The families who have lost horses are continuing to show their true colors by allowing various experts access to their property and financing seemingly endless tests and sample analyses in order to get some peace of mind and prevent further illnesses. Please keep them in your thoughts.
Does not mention a new case, but it is clear that they are doing a thorough job of investigation.
That's darn decent of them to mention how cooperative the owners are. I'm sure this has been very difficult for them - and all too public. Sometimes there are loons that make threats or accusations that result in great distress to owners in these situations. When we had some problems with switchgrass a while back, there was a lot of awful gossip and speculation.
I just read the article in the Horse newsletter and it sounded so close to what we went through with our horse and about 9 others a few years ago.
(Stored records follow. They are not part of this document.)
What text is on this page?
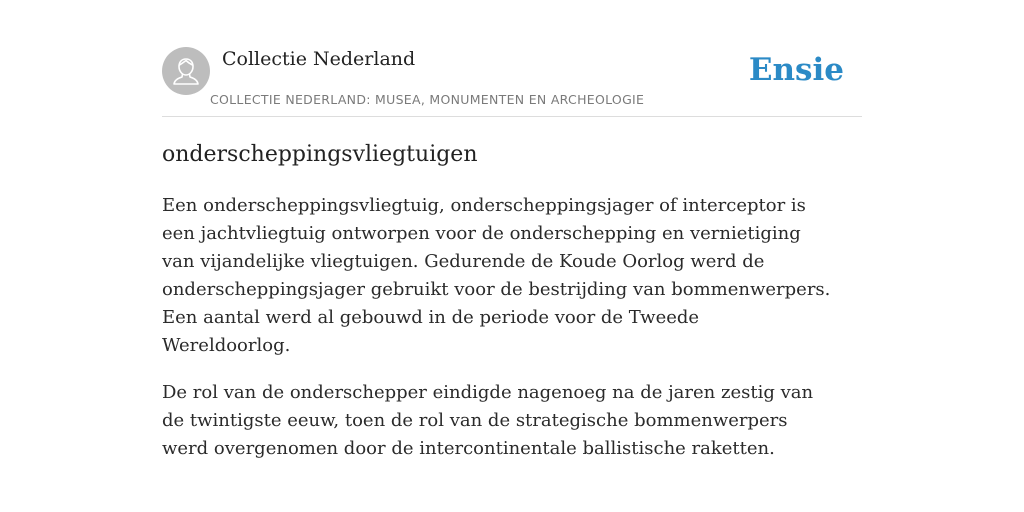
Collectie Nederland
COLLECTIE NEDERLAND: MUSEA, MONUMENTEN EN ARCHEOLOGIE
Ensie
onderscheppingsvliegtuigen

Een onderscheppingsvliegtuig, onderscheppingsjager of interceptor is een jachtvliegtuig ontworpen voor de onderschepping en vernietiging van vijandelijke vliegtuigen. Gedurende de Koude Oorlog werd de onderscheppingsjager gebruikt voor de bestrijding van bommenwerpers. Een aantal werd al gebouwd in de periode voor de Tweede Wereldoorlog.

De rol van de onderschepper eindigde nagenoeg na de jaren zestig van de twintigste eeuw, toen de rol van de strategische bommenwerpers werd overgenomen door de intercontinentale ballistische raketten.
Our vet came forward with the cause of all the deaths of the horses despite the law suits that could possibley come from the disclosure. My horse had just foaled and withheld placenta, vet came and gave a tetanus shot to the mare. Six weeks later my mare showed symptoms of colic at first, and then quickly turned into collapse and death. Within 1 week 7 more horses had same symptoms and also died.
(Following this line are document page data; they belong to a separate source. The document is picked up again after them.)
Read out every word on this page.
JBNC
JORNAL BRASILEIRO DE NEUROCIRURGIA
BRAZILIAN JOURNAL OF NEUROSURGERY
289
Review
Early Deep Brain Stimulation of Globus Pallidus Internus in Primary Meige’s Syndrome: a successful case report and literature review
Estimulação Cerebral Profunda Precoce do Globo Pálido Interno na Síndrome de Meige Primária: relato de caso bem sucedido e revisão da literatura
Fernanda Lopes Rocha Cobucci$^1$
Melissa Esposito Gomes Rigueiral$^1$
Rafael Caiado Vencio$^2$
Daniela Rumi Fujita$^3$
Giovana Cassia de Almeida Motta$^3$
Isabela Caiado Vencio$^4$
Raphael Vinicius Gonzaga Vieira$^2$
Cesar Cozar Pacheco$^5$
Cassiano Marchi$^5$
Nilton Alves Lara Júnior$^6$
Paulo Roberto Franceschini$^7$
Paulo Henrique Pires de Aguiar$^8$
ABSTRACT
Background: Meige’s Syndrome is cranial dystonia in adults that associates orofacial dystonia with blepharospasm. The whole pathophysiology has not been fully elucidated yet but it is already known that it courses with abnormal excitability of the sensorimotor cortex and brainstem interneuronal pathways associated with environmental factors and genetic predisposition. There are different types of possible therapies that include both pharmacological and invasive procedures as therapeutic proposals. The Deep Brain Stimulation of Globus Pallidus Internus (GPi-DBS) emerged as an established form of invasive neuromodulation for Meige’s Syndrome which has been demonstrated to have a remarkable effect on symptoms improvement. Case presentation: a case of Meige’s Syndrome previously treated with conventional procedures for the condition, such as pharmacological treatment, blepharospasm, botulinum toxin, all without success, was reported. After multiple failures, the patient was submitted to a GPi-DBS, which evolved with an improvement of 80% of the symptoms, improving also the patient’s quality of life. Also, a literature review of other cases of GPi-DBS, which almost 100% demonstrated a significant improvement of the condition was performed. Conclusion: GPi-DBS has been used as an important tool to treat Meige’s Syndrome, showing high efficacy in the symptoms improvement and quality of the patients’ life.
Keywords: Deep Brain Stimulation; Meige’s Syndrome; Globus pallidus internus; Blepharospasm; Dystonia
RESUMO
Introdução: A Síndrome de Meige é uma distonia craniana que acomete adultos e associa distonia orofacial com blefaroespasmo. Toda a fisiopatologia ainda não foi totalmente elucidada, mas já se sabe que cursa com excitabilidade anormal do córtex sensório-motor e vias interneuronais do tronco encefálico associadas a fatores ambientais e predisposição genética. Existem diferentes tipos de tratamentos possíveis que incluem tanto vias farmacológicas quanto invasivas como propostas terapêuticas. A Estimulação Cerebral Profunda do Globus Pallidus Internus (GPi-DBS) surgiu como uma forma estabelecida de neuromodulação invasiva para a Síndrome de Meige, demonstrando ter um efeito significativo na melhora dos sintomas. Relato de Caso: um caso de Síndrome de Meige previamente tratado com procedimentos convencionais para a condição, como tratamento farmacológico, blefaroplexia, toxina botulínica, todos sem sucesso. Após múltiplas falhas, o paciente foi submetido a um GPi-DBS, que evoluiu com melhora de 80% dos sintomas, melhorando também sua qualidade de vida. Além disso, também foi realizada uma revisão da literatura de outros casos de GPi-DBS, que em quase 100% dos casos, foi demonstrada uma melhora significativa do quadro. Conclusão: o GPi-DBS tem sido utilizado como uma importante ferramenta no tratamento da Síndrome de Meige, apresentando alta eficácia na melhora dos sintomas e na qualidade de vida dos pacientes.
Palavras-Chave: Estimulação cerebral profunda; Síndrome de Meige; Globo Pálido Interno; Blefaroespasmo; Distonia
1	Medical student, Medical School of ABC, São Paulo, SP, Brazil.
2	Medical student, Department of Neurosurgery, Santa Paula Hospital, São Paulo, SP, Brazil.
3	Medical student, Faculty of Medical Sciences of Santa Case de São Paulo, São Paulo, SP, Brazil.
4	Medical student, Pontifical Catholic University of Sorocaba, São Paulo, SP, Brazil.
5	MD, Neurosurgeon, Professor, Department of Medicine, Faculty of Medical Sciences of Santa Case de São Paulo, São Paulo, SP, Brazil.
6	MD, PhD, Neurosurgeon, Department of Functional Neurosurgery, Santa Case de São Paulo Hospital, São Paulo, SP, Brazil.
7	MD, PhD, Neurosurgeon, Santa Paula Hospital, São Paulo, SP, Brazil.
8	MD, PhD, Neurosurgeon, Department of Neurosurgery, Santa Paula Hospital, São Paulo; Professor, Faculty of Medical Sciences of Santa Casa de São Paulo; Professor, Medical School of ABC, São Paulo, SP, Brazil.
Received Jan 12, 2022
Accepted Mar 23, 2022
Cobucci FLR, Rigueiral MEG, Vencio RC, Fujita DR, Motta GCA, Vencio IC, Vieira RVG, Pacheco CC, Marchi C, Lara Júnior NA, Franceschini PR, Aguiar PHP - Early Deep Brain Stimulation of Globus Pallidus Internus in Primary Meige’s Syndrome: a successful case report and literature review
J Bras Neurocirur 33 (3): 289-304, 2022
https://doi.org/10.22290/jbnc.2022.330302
By the time my vet figured it out there was only one horse left to treat and was saved. What happened was the bottle of tetanus was bad; either left out of refrigeration or was bad from manufacturer. The vet gave my mare and all the others a shot from this bottle and in 6 weeks all were dead except for 1 that was taken to hospital and intense treatment to save the horse.
Because the vet came forward and told us the cause of the death was the shot given 6 weeks earlier we did not pursue a suit. We were hoping that would encourage honesty within vet world towards clients without a fear that they would be sued. I do not regret the decision for it was a horrible loss to us, but the loss would be greater if we had sued and future horses could suffer.
My question is, has anyone considered this? In our case, it would have never been discovered if the vet did not come forward with the information. It would have never been discovered due to time frame and blood tests would not reveal cause of the toxcity. We would have attributed colic or some other toxin also. Our vet took a huge leap to come forward in order to save the remaining horse, but other vets may not be same?
Or the Vet may just not know. It makes sense horses at nearby farms might be vaccinated by the same Vet out of he same batch and in the Fall at the same time. Many people do shots in the spring and fall.
Unless the Vet knowingly used a bad batch they are not liable for the damage, so its doubtful its a cover-up. They may just have never heard of it.
I don't think it would out of line to just send an e-mail to the investigating Vets so they might investigate this experience?
One owner that had 4 of her horses die from this bad tetanus did hold the vet responsible and was correct too. The person that gave the injection which is the vet is responsible and has to be sued by the owner. The vet's responsibility is to go after the drug company not the owners. The owner did not buy the bottle of medicine and she cannot sue in behalf of the person that bought the drug and administered it. Because of the responsibility vets have to their clients is why they may not admit to any wrong doing.
That is why I applauded our vet for coming forth, although was still sued by one of the clients. I was asked to join them in their suit and I did not for the simple fact that the vet should not have to be put through Civil suit. Keep in mind, the bottle of vaccine was not proved that it was the fault of the drug company simply because if the bottle of tetanus is not refrigerated at all times...... which could not be proved by the vet because the bottle was used up and long gone. It takes at least 6 weeks for the effect of this to kill a horse.
We lost our mare within 14 hours of first signs of illness to death. The vet was with her for at least 8 or those 14 hours before the mare collapsed and died. The next morning is when the second horse came down with the same thing. Within the week the rest died.
The owners of the horses need to get together and find what the common denominator could be. Sadly in this day and time, if the vet is wrong what is the likely response, the human response to accepting responsibility when he could just not.